David now lives in New York City in a 10th Street studio and teaches at The New School. “After traveling all over the world,” said 48-year-old Turnley, “I’ve escaped too many near death events and I do not care to return to the war zone.” “I would like to settle down, get married, have a family, and once again work for a newspaper.”
by Don Goss
David Turnley, Pulitzer Prize winner in photojournalism, returns to Fort Wayne with an exhibition of work now showing at the University of St. Francis on Leesburg Road until September 27, 2003. The solo exhibition is called “David Turnley: Memories, from Fort Wayne to Afghanistan “and includes photos from his high school days at Elmhurst High School in 1972 .
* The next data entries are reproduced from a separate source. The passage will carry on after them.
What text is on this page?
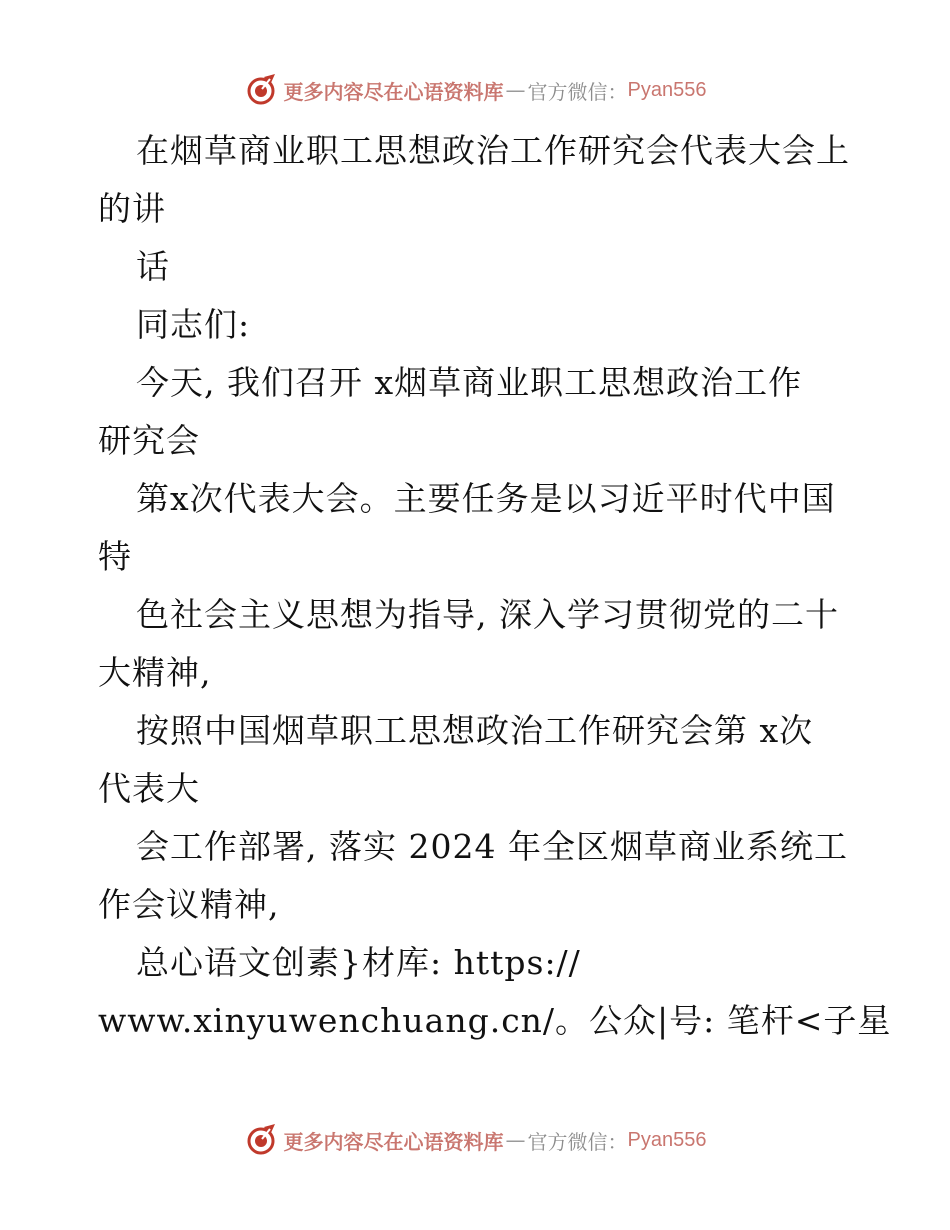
更多内容尽在心语资料库 — 官方微信： Pyan556
在烟草商业职工思想政治工作研究会代表大会上
的讲
话
同志们:
今天, 我们召开 x烟草商业职工思想政治工作
研究会
第x次代表大会。主要任务是以习近平时代中国
特
色社会主义思想为指导, 深入学习贯彻党的二十
大精神,
按照中国烟草职工思想政治工作研究会第 x次
代表大
会工作部署, 落实 2024 年全区烟草商业系统工
作会议精神,
总心语文创素}材库: https://
www.xinyuwenchuang.cn/。公众|号: 笔杆<子星
更多内容尽在心语资料库 — 官方微信： Pyan556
He went to the University of Michigan where he took French then took off for Paris to try out his language skills. He loved it and the French loved him as he stayed for 15 years working out of Paris and covering every crisis event including the Berlin Wall coming down, the Desert Storm War, the student uprising in Beijing, China and the recent conflict in Iraq.
David was awarded the honorary doctorate degree for his lifetime of work by The New School of Social Research in 1997 and a second honorary doctorate from the University of St. Francis in 2003. David looks to Fort Wayne as a source of inspiration and support where his roots were planted in a community of diversity and where he can find a recharge of his naturally adventuresome spirit.
David is a freelance photographer now and just finished covering the Harley-Davidson 100th Anniversary cycle event in Milwaukee, WI. His high level intensity plus his skills makes his work exceptional. He and his twin brother, Peter Turnley, have published several books which reveal the truth of the event as told by their cameras.
The photos by David Turnley will be showcased at the Mimi and Ian Rolland Art and Visual Communication Center on the University of St. Francis campus located at the first drive North of the railroad tracks on Leesburg Road. The exhibition is free and open to the pubic until September 27, 2003.